20 alleged members of the CFF, including one Cambodian-American and one woman, were charged in Phnom Penh municipal court for terrorism and membership in an illegal armed force.
38-year-old Sao Chum Gilbit, a computer engineer who lived in California, was arrested last September when he arrived at Pochentong International Airport in the capital. His arrest followed a crackdown by authorities, who said they had foiled an alleged plot by the CFF to launch a second wave of attacks on the government.
The CFF claimed responsibility for an attempt to topple the Cambodian government in November 2000, but was quickly defeated by government forces.
Nearly 60 people have already been convicted and sentenced for their involvement in the first attacks, which resulted in at least four deaths.
This latest trial, which is expected to last nearly two weeks, opened Monday amid tight security. Some 100 armed police cordoned off the courtroom.
Last year, the government began arresting more suspected CFF members in Cambodia's northwest, where authorities say the anti-government group is trying to build terrorist cells that can slip easily in and out of Thailand.

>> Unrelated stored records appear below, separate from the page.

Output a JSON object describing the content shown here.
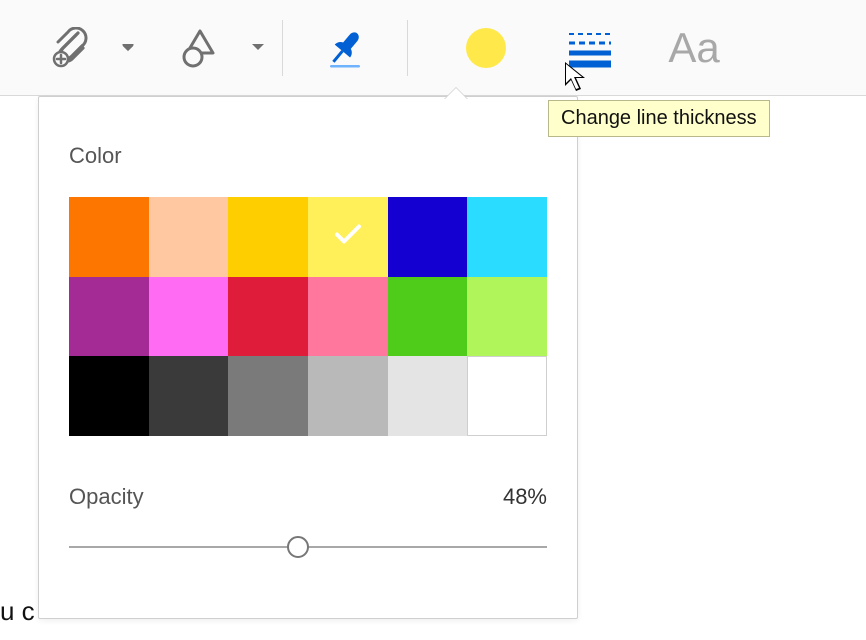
{
  "toolbar": {
    "attach_tool": "attach",
    "shape_tool": "shapes",
    "pin_tool": "pin",
    "color_tool": "color",
    "line_thickness_tool": "line-thickness",
    "text_tool": "text",
    "selected_color": "#ffe84a",
    "pin_color": "#0060d4",
    "line_color": "#0060d4",
    "icon_gray": "#707070",
    "text_gray": "#a8a8a8"
  },
  "tooltip": {
    "line_thickness": "Change line thickness"
  },
  "panel": {
    "color_label": "Color",
    "swatches": [
      {
        "hex": "#fd7600",
        "selected": false
      },
      {
        "hex": "#ffc8a0",
        "selected": false
      },
      {
        "hex": "#ffce00",
        "selected": false
      },
      {
        "hex": "#fff05a",
        "selected": true
      },
      {
        "hex": "#1400d1",
        "selected": false
      },
      {
        "hex": "#2adcff",
        "selected": false
      },
      {
        "hex": "#a42a96",
        "selected": false
      },
      {
        "hex": "#ff6bf3",
        "selected": false
      },
      {
        "hex": "#df1d3a",
        "selected": false
      },
      {
        "hex": "#ff779d",
        "selected": false
      },
      {
        "hex": "#4fcb1a",
        "selected": false
      },
      {
        "hex": "#b0f55a",
        "selected": false
      },
      {
        "hex": "#000000",
        "selected": false
      },
      {
        "hex": "#3a3a3a",
        "selected": false
      },
      {
        "hex": "#7a7a7a",
        "selected": false
      },
      {
        "hex": "#b9b9b9",
        "selected": false
      },
      {
        "hex": "#e4e4e4",
        "selected": false
      },
      {
        "hex": "#ffffff",
        "selected": false,
        "bordered": true
      }
    ],
    "opacity_label": "Opacity",
    "opacity_value_display": "48%",
    "opacity_value": 48
  },
  "document": {
    "visible_fragment": "u c"
  }
}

Almost all of those the government says are tied to the CFF have denied membership in the group. The CFF is led by U.S.-based Cambodian-American Chhun Yasith, who has threatened the Cambodian government with another attack.
Many of those testifying in previous CFF trials claimed they were tricked into coming to Phnom Penh by CFF operatives promising them construction jobs. Once in the capital, the defendants said they were forced at gunpoint to take part in the fighting.